Sabia que ela estava tentando seduzi-lo, mas ela acabara de ter uma grande idéia. Fazia tanto tempo que não ficava junto de Hinamori. Pensando bem, fazia vários dias que ela estava tão distante, parecendo até querer que ele notasse que ela estava se afastando aos poucos dele. Seria aquela a oportunidade perfeita? E se fosse a convidar?
- Ei, taichou! – ela o pegou novamente perdido em seus devaneios.
- Anh?! – piscou. – Ah, sim, pode sair às 5. E trate de não encher muito a cara, senão além de descontar do seu pagamento, eu vou atrás dos taichous de seus amiguinhos, hein?
- Yaaatta! – ela o abraçou, indiscretamente afundando a cabeça do rapaz no meio dos seios. – Yatta, taichou! Você é tão bom para mim, taichou!!!

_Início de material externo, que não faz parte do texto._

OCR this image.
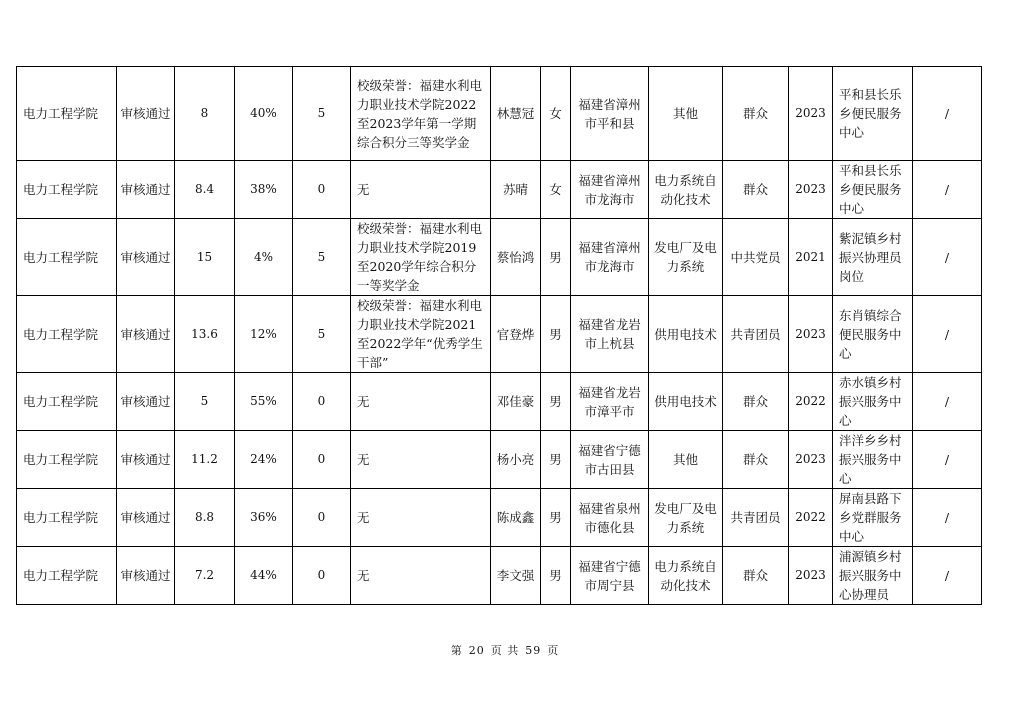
电力工程学院	审核通过	8	40%	5	校级荣誉：福建水利电力职业技术学院2022至2023学年第一学期综合积分三等奖学金	林慧冠	女	福建省漳州市平和县	其他	群众	2023	平和县长乐乡便民服务中心	/
电力工程学院	审核通过	8.4	38%	0	无	苏晴	女	福建省漳州市龙海市	电力系统自动化技术	群众	2023	平和县长乐乡便民服务中心	/
电力工程学院	审核通过	15	4%	5	校级荣誉：福建水利电力职业技术学院2019至2020学年综合积分一等奖学金	蔡怡鸿	男	福建省漳州市龙海市	发电厂及电力系统	中共党员	2021	紫泥镇乡村振兴协理员岗位	/
电力工程学院	审核通过	13.6	12%	5	校级荣誉：福建水利电力职业技术学院2021至2022学年“优秀学生干部”	官登烨	男	福建省龙岩市上杭县	供用电技术	共青团员	2023	东肖镇综合便民服务中心	/
电力工程学院	审核通过	5	55%	0	无	邓佳豪	男	福建省龙岩市漳平市	供用电技术	群众	2022	赤水镇乡村振兴服务中心	/
电力工程学院	审核通过	11.2	24%	0	无	杨小亮	男	福建省宁德市古田县	其他	群众	2023	泮洋乡乡村振兴服务中心	/
电力工程学院	审核通过	8.8	36%	0	无	陈成鑫	男	福建省泉州市德化县	发电厂及电力系统	共青团员	2022	屏南县路下乡党群服务中心	/
电力工程学院	审核通过	7.2	44%	0	无	李文强	男	福建省宁德市周宁县	电力系统自动化技术	群众	2023	浦源镇乡村振兴服务中心协理员	/
第 20 页 共 59 页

E como num passe de mágica, ela saiu levando os papéis. Sentiu um alivio, pelo menos ela faria seu trabalho com gosto agora. Decidiu. Convidaria Hinamori para o festival. A oportunidade perfeita para os dois ficarem juntos e, quem sabe, a sós.
Passava das cinco da tarde, a maioria do esquadrão já havia deixado a área do esquadrão 10. Aquilo irritava um pouco a ele, afinal, se desse uma pequena dispensa, sabia que todos iriam sem hesitar. Também, com sua tenente dando tão exemplo.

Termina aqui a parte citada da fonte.